Sampling to determine CPA concentration in maize is subject to the same difficulties inherent in sampling for the presence of aflatoxin or any other mycotoxin, and this increases the uncertainty associated with analytical results and points to the need for robust sampling plans (Whitaker, 2006). The relative difficulty of the analytical methods for CPA also raises concerns. The relative weakness of the toxicological database and the more recent studies indicating potential for immunosuppression and organ damage at lower levels of exposure to CPA add uncertainty. Although there is now a small database for AF36 on maize, it is surely insufficient to provide any real assurance that elevated levels of CPA will not be observed in AF36-treated crops under certain conditions. As there is no routine monitoring for CPA levels, such elevated levels might only be discovered when animals or humans are harmed, as happened when undetected melamine contamination occurred in pet food in 2007, sickening and killing many dogs and cats before the cause could be identified and corrected (FDA, 2010). Unfortunately, the food/feed industry and public reaction to such an occurrence might not differentiate between AF36 and strains that do not produce CPA, and this could discredit the entire approach, robbing growers of one of the few tools they have to reduce mycotoxins in maize.
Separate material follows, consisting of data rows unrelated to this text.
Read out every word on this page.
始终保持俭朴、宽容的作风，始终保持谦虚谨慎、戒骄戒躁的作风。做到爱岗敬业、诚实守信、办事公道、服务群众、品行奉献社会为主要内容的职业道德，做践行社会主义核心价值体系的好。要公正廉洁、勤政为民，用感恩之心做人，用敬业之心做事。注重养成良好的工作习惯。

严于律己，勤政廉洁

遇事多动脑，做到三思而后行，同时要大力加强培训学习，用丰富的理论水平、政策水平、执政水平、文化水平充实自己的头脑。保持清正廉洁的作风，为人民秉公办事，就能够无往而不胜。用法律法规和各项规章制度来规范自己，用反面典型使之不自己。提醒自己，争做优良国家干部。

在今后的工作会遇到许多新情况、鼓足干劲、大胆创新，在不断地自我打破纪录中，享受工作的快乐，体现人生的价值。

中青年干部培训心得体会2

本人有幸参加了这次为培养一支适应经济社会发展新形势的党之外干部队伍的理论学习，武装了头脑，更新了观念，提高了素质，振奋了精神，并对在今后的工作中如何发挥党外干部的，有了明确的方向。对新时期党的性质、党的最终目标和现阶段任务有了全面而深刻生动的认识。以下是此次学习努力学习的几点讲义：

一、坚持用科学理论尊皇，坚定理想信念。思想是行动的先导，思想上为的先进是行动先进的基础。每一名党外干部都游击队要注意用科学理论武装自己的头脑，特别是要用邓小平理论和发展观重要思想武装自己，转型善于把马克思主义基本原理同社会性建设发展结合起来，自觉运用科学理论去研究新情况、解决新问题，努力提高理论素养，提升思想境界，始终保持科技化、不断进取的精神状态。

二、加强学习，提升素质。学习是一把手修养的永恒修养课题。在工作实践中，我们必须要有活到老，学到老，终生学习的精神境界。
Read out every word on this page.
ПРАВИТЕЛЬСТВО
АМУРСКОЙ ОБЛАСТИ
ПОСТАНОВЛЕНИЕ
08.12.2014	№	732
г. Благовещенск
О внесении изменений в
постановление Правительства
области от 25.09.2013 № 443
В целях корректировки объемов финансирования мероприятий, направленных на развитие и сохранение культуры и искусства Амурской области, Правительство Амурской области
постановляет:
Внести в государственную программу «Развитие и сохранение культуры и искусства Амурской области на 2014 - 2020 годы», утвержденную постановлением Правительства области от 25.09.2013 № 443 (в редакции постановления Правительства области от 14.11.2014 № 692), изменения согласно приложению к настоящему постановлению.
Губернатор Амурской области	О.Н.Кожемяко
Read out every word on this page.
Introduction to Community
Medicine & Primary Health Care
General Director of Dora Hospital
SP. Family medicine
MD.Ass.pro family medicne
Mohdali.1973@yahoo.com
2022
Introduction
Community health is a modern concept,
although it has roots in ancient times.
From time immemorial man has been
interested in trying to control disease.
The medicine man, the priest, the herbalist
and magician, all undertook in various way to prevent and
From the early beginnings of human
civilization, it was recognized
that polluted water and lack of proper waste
At a minimum, it is important that growers and other stakeholders are fully informed, in advance, of the potential risks so they can make informed choices. It would be far better for researchers, the crop protection industry, growers, aggregators, and processors to adopt clear minimum standards for any strain to be deployed in this manner, and these should include nonproduction of both aflatoxins and CPA and a robust genetic basis for nonproduction of these toxins. It is not difficult to identify strains that meet these criteria, and the agricultural community, including growers, aggregators, livestock and poultry producers, dairy farmers, and food and feed processors, should insist that all commercialized strains do so.

Acknowledgements

The authors gratefully acknowledge the advice and assistance received from Drs. Tim Pastoor, John L. Richard, Susan Hunter Youngren, Robert Zablotowicz, Ms. Jacqueline Haley, and Jeff Stabnau during the preparation of this review article.

Declaration of interest

The authors are employees of Syngenta Crop Protection, LLC, which manufactures and markets Afla-Guard^® brand biocontrol agent. Afla-Guard^® is a registered trademark of a Syngenta Group Company.